Background. Despite steady declines in incidence, gastric cancer (GC) remains the fifth leading cause of cancer-related mortality. Infection with Helicobacter pylori (H.pylori) is the primary causal factor; however, other modifiable (diet, lifestyle) and metabolic risk factors also contribute to GC development. Gastric carcinogenesis is a multifactorial process that follows a long precancerous cascade, progressing through atrophic gastritis, which offers opportunities for prevention and early detection.

Objectives. In this study, we aimed to identify novel risk factors, exposures and blood biomarkers that may promote GC development.
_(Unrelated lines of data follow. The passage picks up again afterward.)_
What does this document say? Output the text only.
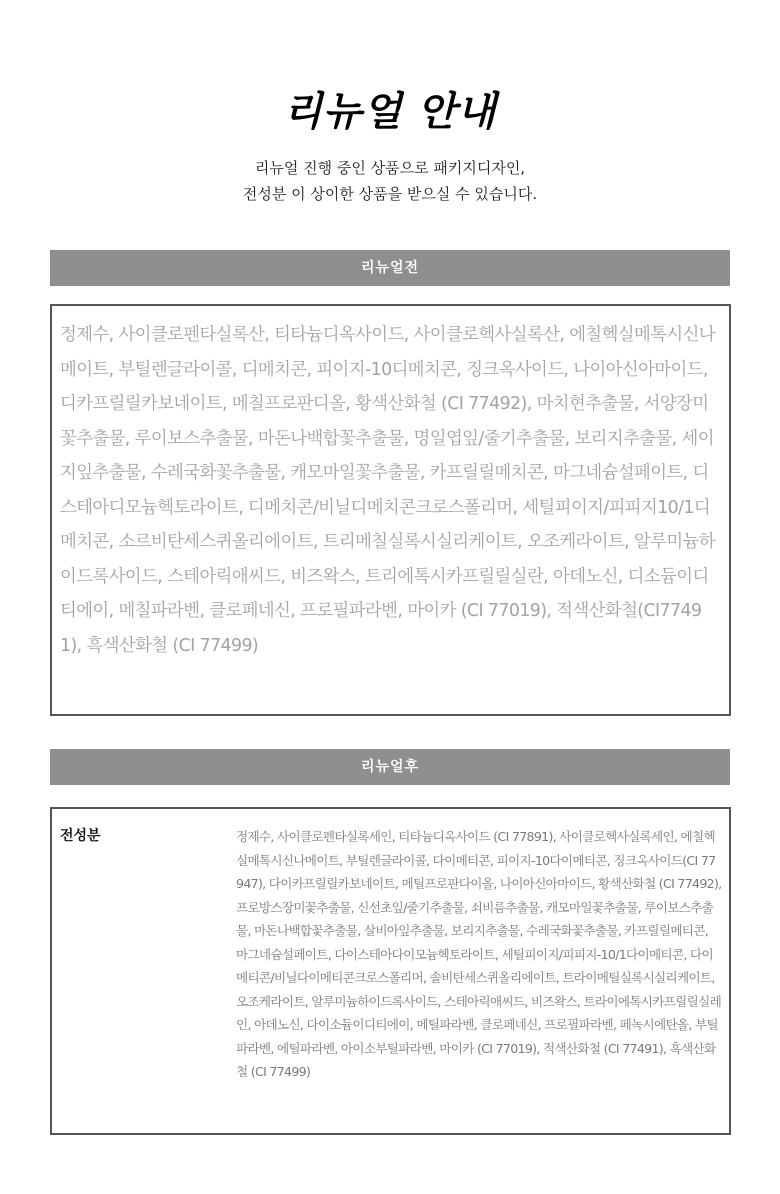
리뉴얼 안내
리뉴얼 진행 중인 상품으로 패키지디자인,
전성분 이 상이한 상품을 받으실 수 있습니다.
리뉴얼전
정제수, 사이클로펜타실록산, 티타늄디옥사이드, 사이클로헥사실록산, 에칠헥실메톡시신나메이트, 부틸렌글라이콜, 디메치콘, 피이지-10디메치콘, 징크옥사이드, 나이아신아마이드, 디카프릴릴카보네이트, 메칠프로판디올, 황색산화철 (CI 77492), 마치현추출물, 서양장미꽃추출물, 루이보스추출물, 마돈나백합꽃추출물, 명일엽잎/줄기추출물, 보리지추출물, 세이지잎추출물, 수레국화꽃추출물, 캐모마일꽃추출물, 카프릴릴메치콘, 마그네슘설페이트, 디스테아디모늄헥토라이트, 디메치콘/비닐디메치콘크로스폴리머, 세틸피이지/피피지10/1디메치콘, 소르비탄세스퀴올리에이트, 트리메칠실록시실리케이트, 오조케라이트, 알루미늄하이드록사이드, 스테아릭애씨드, 비즈왁스, 트리에톡시카프릴릴실란, 아데노신, 디소듐이디티에이, 메칠파라벤, 클로페네신, 프로필파라벤, 마이카 (CI 77019), 적색산화철(CI77491), 흑색산화철 (CI 77499)
리뉴얼후
전성분	정제수, 사이클로펜타실록세인, 티타늄디옥사이드 (CI 77891), 사이클로헥사실록세인, 에칠헥실메톡시신나메이트, 부틸렌글라이콜, 다이메티콘, 피이지-10다이메티콘, 징크옥사이드(CI 77947), 다이카프릴릴카보네이트, 메틸프로판다이올, 나이아신아마이드, 황색산화철 (CI 77492), 프로방스장미꽃추출물, 신선초잎/줄기추출물, 쇠비름추출물, 캐모마일꽃추출물, 루이보스추출물, 마돈나백합꽃추출물, 살비아잎추출물, 보리지추출물, 수레국화꽃추출물, 카프릴릴메티콘, 마그네슘설페이트, 다이스테아다이모늄헥토라이트, 세틸피이지/피피지-10/1다이메티콘, 다이메티콘/비닐다이메티콘크로스폴리머, 솔비탄세스퀴올리에이트, 트라이메틸실록시실리케이트, 오조케라이트, 알루미늄하이드록사이드, 스테아릭애씨드, 비즈왁스, 트라이에톡시카프릴릴실레인, 아데노신, 다이소듐이디티에이, 메틸파라벤, 클로페네신, 프로필파라벤, 페녹시에탄올, 부틸파라벤, 에틸파라벤, 아이소부틸파라벤, 마이카 (CI 77019), 적색산화철 (CI 77491), 흑색산화철 (CI 77499)
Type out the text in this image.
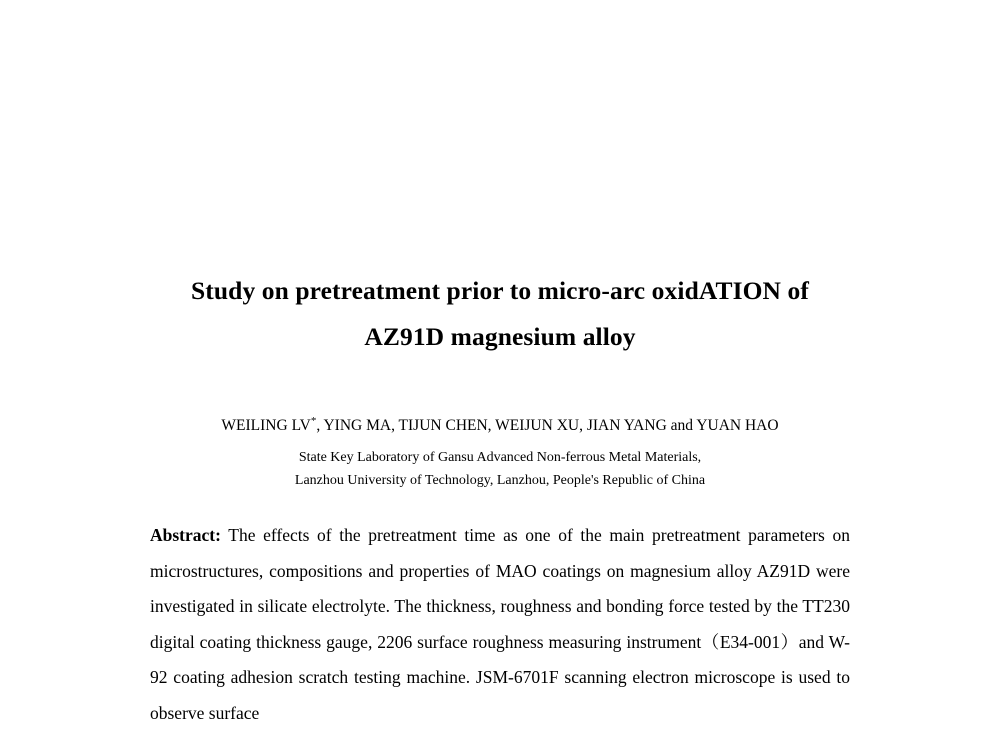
Study on pretreatment prior to micro-arc oxidATION of
AZ91D magnesium alloy
WEILING LV*, YING MA, TIJUN CHEN, WEIJUN XU, JIAN YANG and YUAN HAO
State Key Laboratory of Gansu Advanced Non-ferrous Metal Materials,
Lanzhou University of Technology, Lanzhou, People's Republic of China
Abstract: The effects of the pretreatment time as one of the main pretreatment parameters on microstructures, compositions and properties of MAO coatings on magnesium alloy AZ91D were investigated in silicate electrolyte. The thickness, roughness and bonding force tested by the TT230 digital coating thickness gauge, 2206 surface roughness measuring instrument（E34-001）and W-92 coating adhesion scratch testing machine. JSM-6701F scanning electron microscope is used to observe surface
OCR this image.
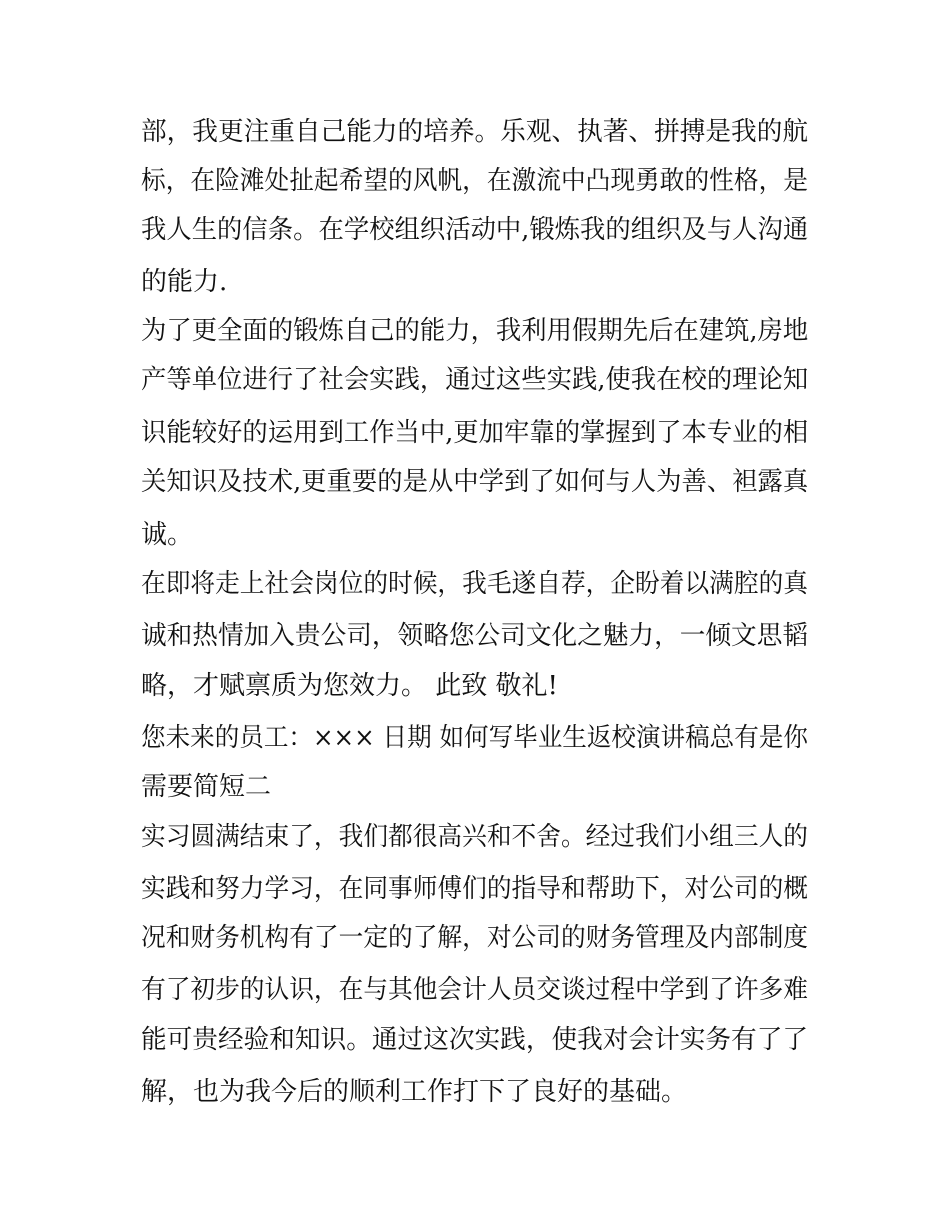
部，我更注重自己能力的培养。乐观、执著、拼搏是我的航

标，在险滩处扯起希望的风帆，在激流中凸现勇敢的性格，是

我人生的信条。在学校组织活动中,锻炼我的组织及与人沟通

的能力.

为了更全面的锻炼自己的能力，我利用假期先后在建筑,房地

产等单位进行了社会实践，通过这些实践,使我在校的理论知

识能较好的运用到工作当中,更加牢靠的掌握到了本专业的相

关知识及技术,更重要的是从中学到了如何与人为善、袒露真

诚。

在即将走上社会岗位的时候，我毛遂自荐，企盼着以满腔的真

诚和热情加入贵公司，领略您公司文化之魅力，一倾文思韬

略，才赋禀质为您效力。 此致 敬礼!

您未来的员工：××× 日期 如何写毕业生返校演讲稿总有是你

需要简短二

实习圆满结束了，我们都很高兴和不舍。经过我们小组三人的

实践和努力学习，在同事师傅们的指导和帮助下，对公司的概

况和财务机构有了一定的了解，对公司的财务管理及内部制度

有了初步的认识，在与其他会计人员交谈过程中学到了许多难

能可贵经验和知识。通过这次实践，使我对会计实务有了了

解，也为我今后的顺利工作打下了良好的基础。
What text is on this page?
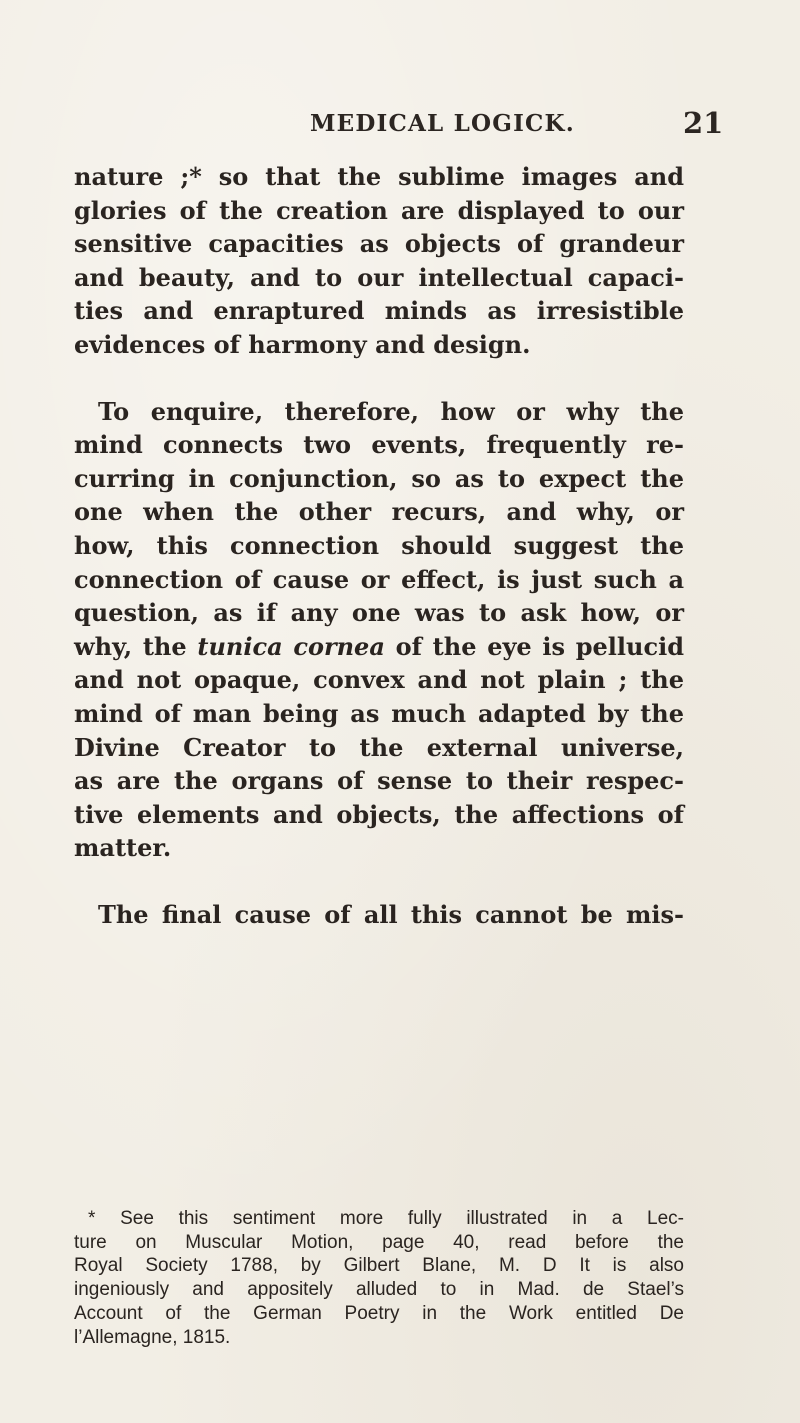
MEDICAL LOGICK.	21
nature ;* so that the sublime images and
glories of the creation are displayed to our
sensitive capacities as objects of grandeur
and beauty, and to our intellectual capaci-
ties and enraptured minds as irresistible
evidences of harmony and design.
To enquire, therefore, how or why the
mind connects two events, frequently re-
curring in conjunction, so as to expect the
one when the other recurs, and why, or
how, this connection should suggest the
connection of cause or effect, is just such a
question, as if any one was to ask how, or
why, the tunica cornea of the eye is pellucid
and not opaque, convex and not plain ; the
mind of man being as much adapted by the
Divine Creator to the external universe,
as are the organs of sense to their respec-
tive elements and objects, the affections of
matter.
The final cause of all this cannot be mis-
* See this sentiment more fully illustrated in a Lec-
ture on Muscular Motion, page 40, read before the
Royal Society 1788, by Gilbert Blane, M. D It is also
ingeniously and appositely alluded to in Mad. de Stael’s
Account of the German Poetry in the Work entitled De
l’Allemagne, 1815.
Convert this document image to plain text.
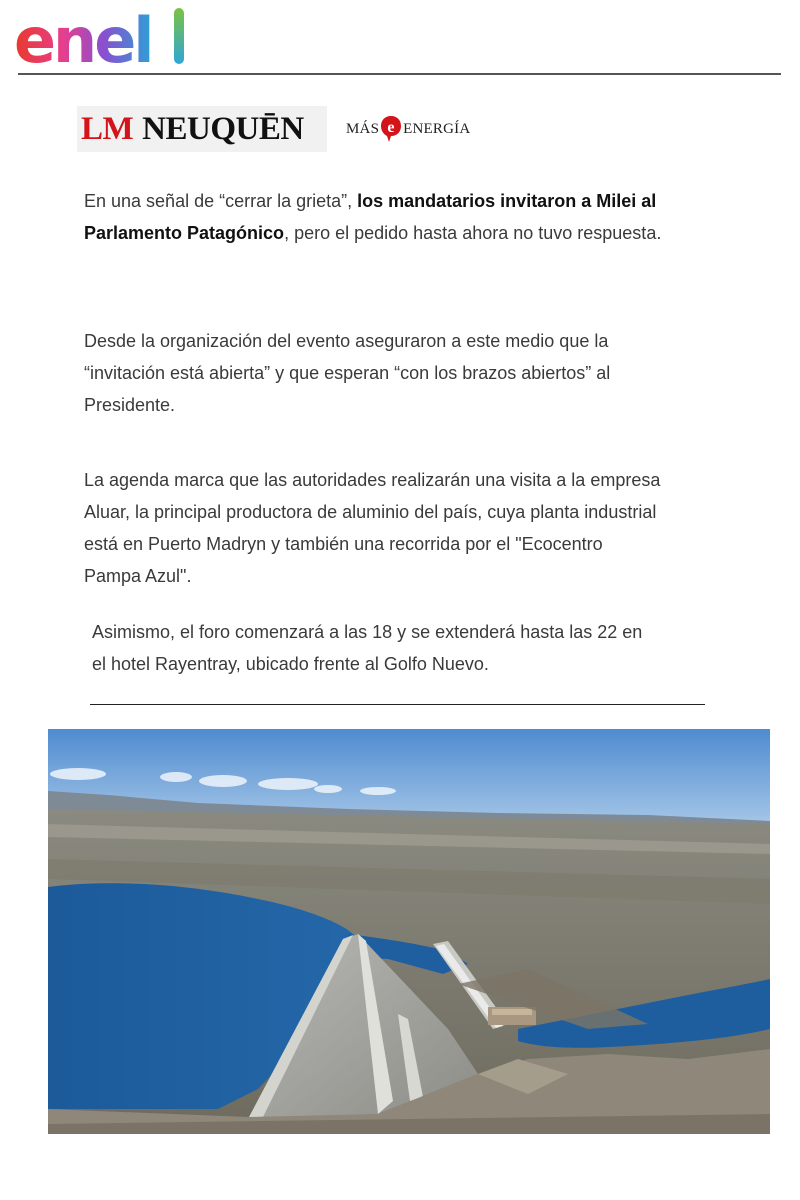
enel
LM NEUQUĒN	MÁS e ENERGÍA
En una señal de “cerrar la grieta”, los mandatarios invitaron a Milei al Parlamento Patagónico, pero el pedido hasta ahora no tuvo respuesta.
Desde la organización del evento aseguraron a este medio que la “invitación está abierta” y que esperan “con los brazos abiertos” al Presidente.
La agenda marca que las autoridades realizarán una visita a la empresa Aluar, la principal productora de aluminio del país, cuya planta industrial está en Puerto Madryn y también una recorrida por el "Ecocentro Pampa Azul".
Asimismo, el foro comenzará a las 18 y se extenderá hasta las 22 en el hotel Rayentray, ubicado frente al Golfo Nuevo.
Methods. A case-control study nested within six countries from EPIC was conducted, including 437 GC-cases and their 437 matched controls. H.pylori infection status, and pepsinogen (Pg) I and II levels were determined using ELISA. Severe atrophic gastritis (SAG) was serologically defined as PgI < 30 µg/L or PgI-to-PgII ratio <3. Untargeted plasma metabolomic profiles were obtained using Liquid-Chromatography Mass-Spectrometry. We investigated GC risk association with H.pylori infection, Pg levels, dietary intakes (fruits and vegetables, red-and-processed meat, dairy), lifestyle factors (smoking, alcohol consumption, waist-to-hip ratio, educational level) and metabolic features. Conditional logistic regression was used to compute odds ratios (OR) and 95% confidence intervals (95% CI), and false discovery rate correction for multiple comparisons was applied to identify metabolic features associated with GC. In planned secondary analyses, we will conduct mediation analyses to explore how decreases in Pg levels impact the association between H.pylori and GC risk, while considering the follow-up duration. We will also examine associations between the identified metabolic features and SAG.

Results. Among the study participants, 67% were infected with H. pylori, and 20% presented a SAG. Infection prevalence varied from 81% in Spain to 50% in France and was higher in participants with no education (84%) than in the highest education group (60%). Infection was more prevalent in non-cardia GC cases (86%) than in cardia cases (42%). SAG was most frequent in Germany (26%), Italy (19%), and the Netherlands (18%), and 72% of SAG cases developed GC. Infected participants and those with SAG had an increased risk of GC (respectively, OR= 2.60 (95%IC: 1.83-3.68) & 3.30 (2.18-4.99)). A decrease in the PgI-to-PgII ratio increased GC risk 1.24-fold (1.17-1.32). Additionally, smoking, red-and-processed meat intake, and an elevated waist-to-hip ratio were significantly associated with a greater GC risk. Moreover, 16 molecular features were identified, and elevated levels of these features were associated with increased GC risk; ORs ranged from 1.12 to 1.71. The secondary analyses described above are currently underway.

Conclusion. Our study, conducted in a large prospective European cohort with pre-diagnostic biospecimen collections, detailed questionnaire data and a long follow-up, allowed deeper evaluation of GC risk. H.pylori infection and serologically defined SAG were strongly associated with higher GC risk, as well as various dietary and lifestyle factors. Additionally, we identified 16 plasma metabolic features associated with increased GC risk. Ongoing efforts aim to clarify the association of H.pylori with GC risk, considering the effect of precancerous mucosal changes, and to elucidate the role of these factors and metabolic features in gastric carcinogenesis.